Mit einem Zukunftsstandort soll diesem Prozess ein Gegenpol gesetzt werden.
Die Trennung der Funktionen und die Entmischung seit der Charta von Athen,
soll durch Funktionsmischung wieder aufgehoben werden. Arbeiten, Wohnen
und Leben an einem Ort soll wieder möglich, der öffentliche
Raum durch ein urbanes Umfeld an einem Zukunftsstandort wieder spürbar
und der Prozess dabei durch die gewachsene, urbane Innenstadt unterstützt
werden.
Ein Zukunftsstandort hat eine riesige Parklandschaft und Architektur mit
regionaler Ausstrahlungskraft, die hohe Qualität besitzt. Diese Parklandschaften
entstehen durch Experimente in der bildenden Kunst und der Landschaftsarchitektur.

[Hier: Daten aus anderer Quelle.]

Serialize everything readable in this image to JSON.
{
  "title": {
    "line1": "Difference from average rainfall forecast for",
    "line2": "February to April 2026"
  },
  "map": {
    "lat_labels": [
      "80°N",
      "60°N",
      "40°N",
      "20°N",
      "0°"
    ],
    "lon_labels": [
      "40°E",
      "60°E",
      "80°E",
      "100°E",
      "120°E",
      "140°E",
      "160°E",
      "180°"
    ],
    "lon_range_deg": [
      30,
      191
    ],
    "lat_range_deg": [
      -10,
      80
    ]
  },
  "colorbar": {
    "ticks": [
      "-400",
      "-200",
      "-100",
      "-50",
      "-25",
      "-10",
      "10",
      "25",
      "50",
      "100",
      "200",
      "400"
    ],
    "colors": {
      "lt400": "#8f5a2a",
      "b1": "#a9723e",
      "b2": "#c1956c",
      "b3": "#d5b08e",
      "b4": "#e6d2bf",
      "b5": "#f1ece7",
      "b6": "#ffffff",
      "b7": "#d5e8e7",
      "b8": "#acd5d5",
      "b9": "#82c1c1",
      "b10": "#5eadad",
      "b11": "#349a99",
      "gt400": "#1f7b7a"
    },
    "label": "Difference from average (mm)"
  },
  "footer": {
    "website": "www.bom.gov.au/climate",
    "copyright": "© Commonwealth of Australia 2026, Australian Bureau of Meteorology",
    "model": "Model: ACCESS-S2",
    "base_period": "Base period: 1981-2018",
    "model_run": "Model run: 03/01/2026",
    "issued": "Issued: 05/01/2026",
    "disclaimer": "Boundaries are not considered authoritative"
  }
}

Von besonderer Qualität ist die Architektur des Zukunftsstandortes
und seinen Merkzeichen.
HANDLUNGSFELDER
Zukunftsstandorte können den
Menschen der Region helfen aus der durch die Globalisierung verursachten
Identitätskrise wieder herauszukommen. Daher sollte Industriekultur
durch innovativen Umgang mit dem regionalen identitätsstiftenden
Element bewahrt, erlebbar gemacht und umgenutzt werden. Mit der innovativen
Umnutzung der Industriebauten und der denkmalgeschützten Gebäude
könnten Wege aufzeigen werden, wie kulturelles Erbe in positiver
Weise als regionale Baukultur umgenutzt werden kann. Der regionale, identitätsstiftende
Landschaftsraum sollte integraler Bestandteil des Zukunftsstandortkonzeptes
sein.
Die Mischung von Wohnen und Arbeiten ist wieder möglich geworden.
Die Aufhebung der noch in der Charta von Athen geforderten Nutzungstrennung
sollte an Zukunftsstandorten wieder experimentell stattfinden, um für
die Region neue Formen von Leben und Arbeiten an einem Ort aufzuzeigen.
Durch kleinteilige Nutzungsmischung und flexible Baustrukturen könnten
auf einem Zukunftsstandort neue regionale Maßstäbe gesetzt
werden. Um der globalen Individualisierung und Flexibilisierung einen
regionalen räumlichen Gegenpol zu geben, sollten Zukunftsstandorte
im städtisch urbanen Raum liegen. Aufgrund der zu erwartenden Schrumpfungsprozesse
kann ein Zukunftsstandort neue Impulse zur Reurbanisierung der Stadt sowie
zum Stadtumbau aufzeigen. Nach dem Modell der transformierten Stadt soll
die Region durch Zukunftsstandorte gestärkt werden.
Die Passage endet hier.